Twin Cities Habitat for Humanity Blog

Vietnam "Big Build" | Day 1

Written by Guest Blogger | 3:43 PM on November 6, 2018

Guest blog by Jennifer Sarteau, 
Global Village Volunteer 

Conventional wisdom says it’s better to have a house built with bricks. We all have heard the story of the three little pigs, and the happenings of the one built with straw and the other built with sticks.

Lam and Mai live in a house with sheets as walls and sticks that hold the structure. It’s one room for three children, mom, dad, and grandma, with pigs, ducks, roosters and chicks out back in a small enclosure. This is where they sleep, cook, and eat. The floors are made of uneven ground, exposed to all that crawls and slithers. When the rainy winds blow, the walls come tumbling down, and there’s really no place to hide in that safe dry shelter we all take for granted.

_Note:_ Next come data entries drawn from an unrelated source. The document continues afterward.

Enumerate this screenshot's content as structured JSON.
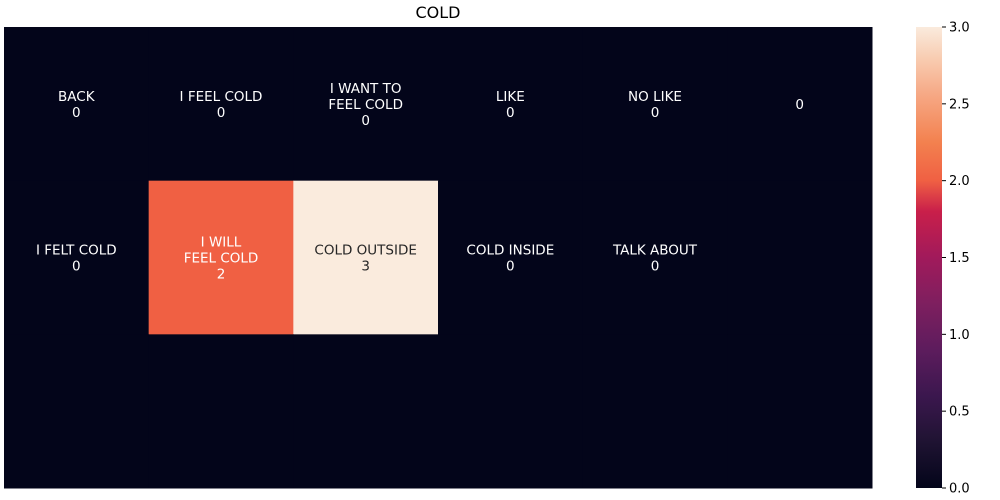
{
  "chart_data": {
    "type": "heatmap",
    "title": "COLD",
    "xlabel": "",
    "ylabel": "",
    "rows": 3,
    "cols": 6,
    "cells": [
      [
        {
          "label": "BACK",
          "value": 0
        },
        {
          "label": "I FEEL COLD",
          "value": 0
        },
        {
          "label": "I WANT TO\nFEEL COLD",
          "value": 0
        },
        {
          "label": "LIKE",
          "value": 0
        },
        {
          "label": "NO LIKE",
          "value": 0
        },
        {
          "label": "",
          "value": 0
        }
      ],
      [
        {
          "label": "I FELT COLD",
          "value": 0
        },
        {
          "label": "I WILL\nFEEL COLD",
          "value": 2
        },
        {
          "label": "COLD OUTSIDE",
          "value": 3
        },
        {
          "label": "COLD INSIDE",
          "value": 0
        },
        {
          "label": "TALK ABOUT",
          "value": 0
        },
        {
          "label": null,
          "value": 0
        }
      ],
      [
        {
          "label": null,
          "value": 0
        },
        {
          "label": null,
          "value": 0
        },
        {
          "label": null,
          "value": 0
        },
        {
          "label": null,
          "value": 0
        },
        {
          "label": null,
          "value": 0
        },
        {
          "label": null,
          "value": 0
        }
      ]
    ],
    "colorbar": {
      "min": 0.0,
      "max": 3.0,
      "ticks": [
        "0.0",
        "0.5",
        "1.0",
        "1.5",
        "2.0",
        "2.5",
        "3.0"
      ],
      "tick_values": [
        0,
        0.5,
        1.0,
        1.5,
        2.0,
        2.5,
        3.0
      ]
    },
    "colormap": "rocket",
    "colors": {
      "low": "#03051a",
      "mid_2": "#f06043",
      "high": "#faebdd",
      "annotation_dark_bg": "#ffffff",
      "annotation_light_bg": "#262626"
    }
  }
}
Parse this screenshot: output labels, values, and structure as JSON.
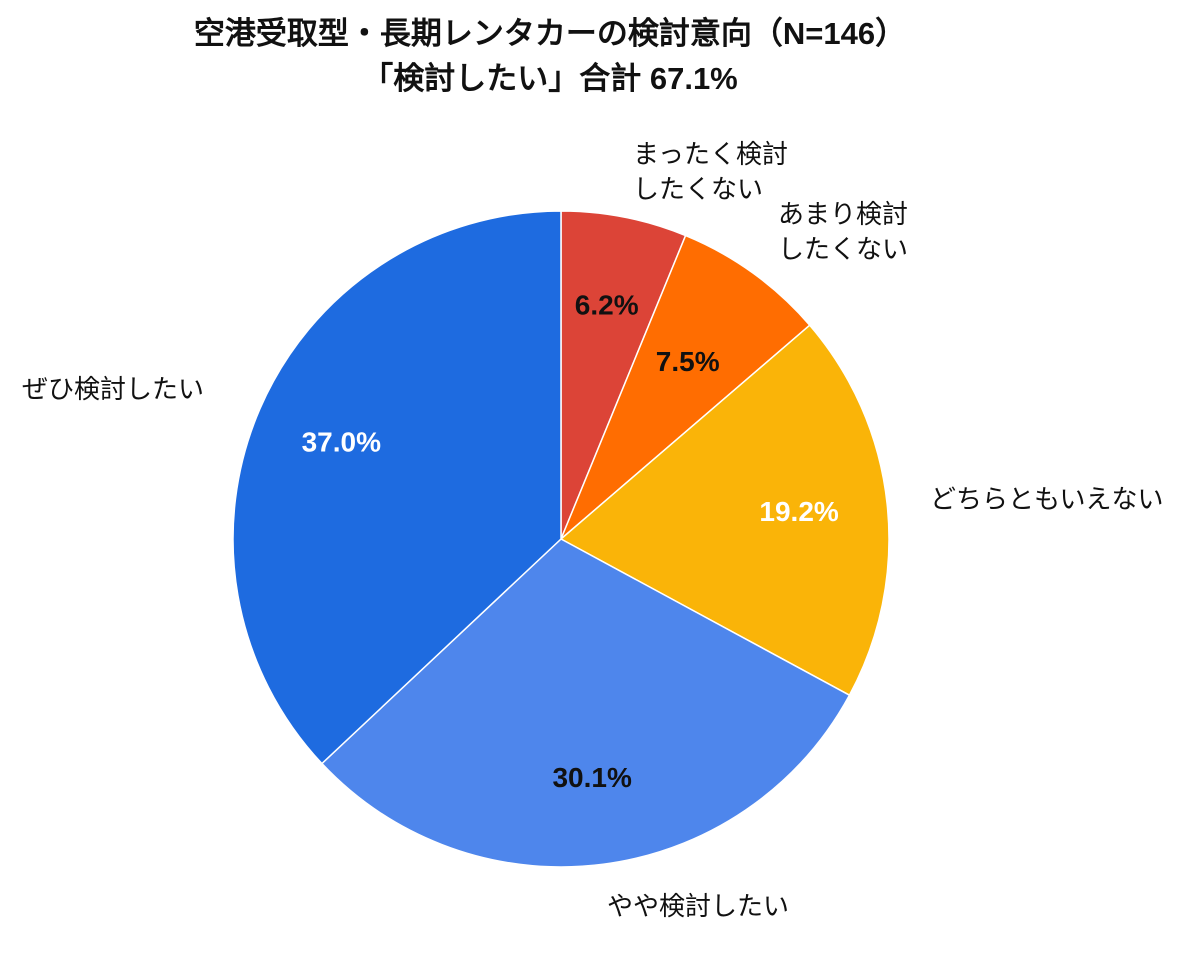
{
  "title": {
    "line1": "空港受取型・長期レンタカーの検討意向（N=146）",
    "line2": "「検討したい」合計 67.1%"
  },
  "chart_data": {
    "type": "pie",
    "title": "空港受取型・長期レンタカーの検討意向（N=146）「検討したい」合計 67.1%",
    "n": 146,
    "total_consider_pct": 67.1,
    "start_angle_deg": 0,
    "direction": "clockwise",
    "legend_position": "outside-callouts",
    "slices": [
      {
        "label": "まったく検討したくない",
        "value": 6.2,
        "pct_label": "6.2%",
        "color": "#DC4437",
        "pct_text_color": "#111111",
        "label_radius_frac": 0.72
      },
      {
        "label": "あまり検討したくない",
        "value": 7.5,
        "pct_label": "7.5%",
        "color": "#FF6D01",
        "pct_text_color": "#111111",
        "label_radius_frac": 0.66
      },
      {
        "label": "どちらともいえない",
        "value": 19.2,
        "pct_label": "19.2%",
        "color": "#FAB408",
        "pct_text_color": "#ffffff",
        "label_radius_frac": 0.73
      },
      {
        "label": "やや検討したい",
        "value": 30.1,
        "pct_label": "30.1%",
        "color": "#4E86EC",
        "pct_text_color": "#111111",
        "label_radius_frac": 0.74
      },
      {
        "label": "ぜひ検討したい",
        "value": 37.0,
        "pct_label": "37.0%",
        "color": "#1E6BE0",
        "pct_text_color": "#ffffff",
        "label_radius_frac": 0.73
      }
    ]
  },
  "callouts": [
    {
      "text": "まったく検討\nしたくない"
    },
    {
      "text": "あまり検討\nしたくない"
    },
    {
      "text": "どちらともいえない"
    },
    {
      "text": "やや検討したい"
    },
    {
      "text": "ぜひ検討したい"
    }
  ]
}
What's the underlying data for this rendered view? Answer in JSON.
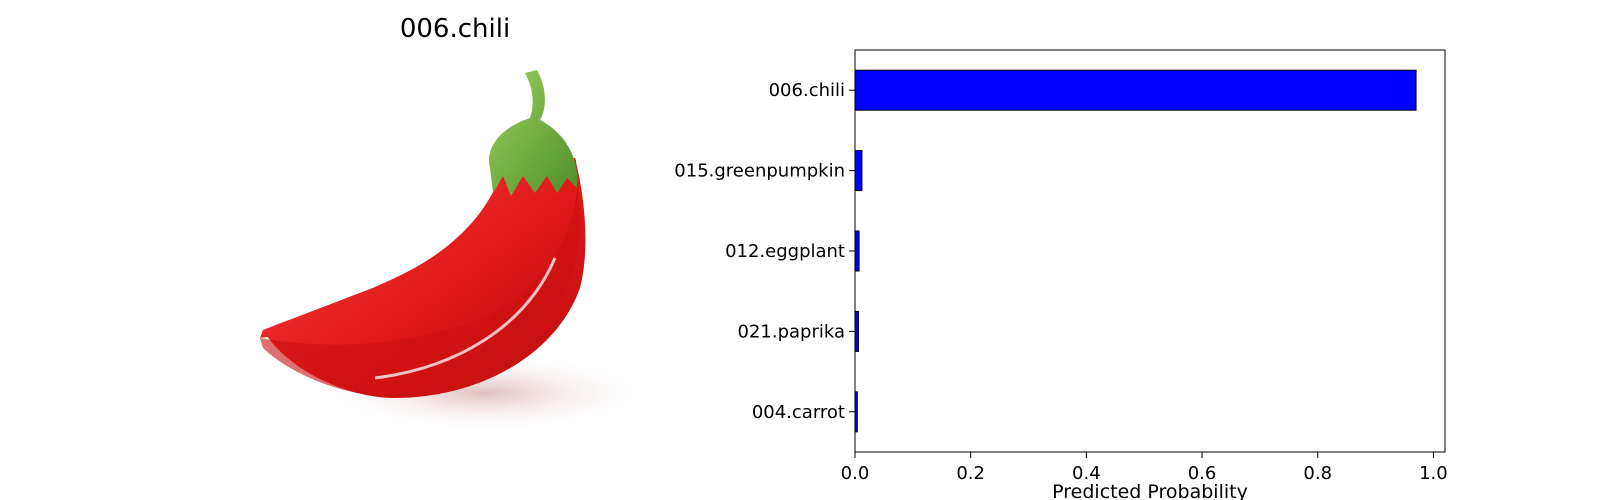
{
  "image_panel": {
    "title": "006.chili",
    "subject_icon": "chili-pepper-illustration"
  },
  "chart_data": {
    "type": "bar",
    "orientation": "horizontal",
    "categories": [
      "006.chili",
      "015.greenpumpkin",
      "012.eggplant",
      "021.paprika",
      "004.carrot"
    ],
    "values": [
      0.97,
      0.012,
      0.007,
      0.006,
      0.004
    ],
    "xlabel": "Predicted Probability",
    "ylabel": "",
    "xlim": [
      0,
      1.02
    ],
    "xticks": [
      "0.0",
      "0.2",
      "0.4",
      "0.6",
      "0.8",
      "1.0"
    ],
    "grid": false,
    "bar_color": "#0000ff",
    "bar_edge_color": "#000000"
  }
}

Habitat Vietnam helps people like Lam and Mai who earn about $130 dollars a month as laborers. Their new home will have cement flooring, brick walls and windows that can’t be blown down by the big bad wolf of tropical weather.

Today, our team of 14 from Twin Cities Habitat, met Lam upon arrival to the build site, along with one expert worker, who helped us learn how to lay bricks with precision, mix cement with rhythm, and install rock hard flooring. They repeatedly came to check that we followed the plumb line, with never a harsh word, just gentleness and patience.

When we left to go back to the hotel tonight, the embedded sand in our shoes and sweat-drenched T-shirt’s were our trophies. What you gain out of any build is ultimately matchless, compared to the daily toils; and building alongside a family, watching the walls go up, and the dignity and gratification written all over Lam’s moon-sized smile, reaches the eternal kind of joy written in all the happily ever afters!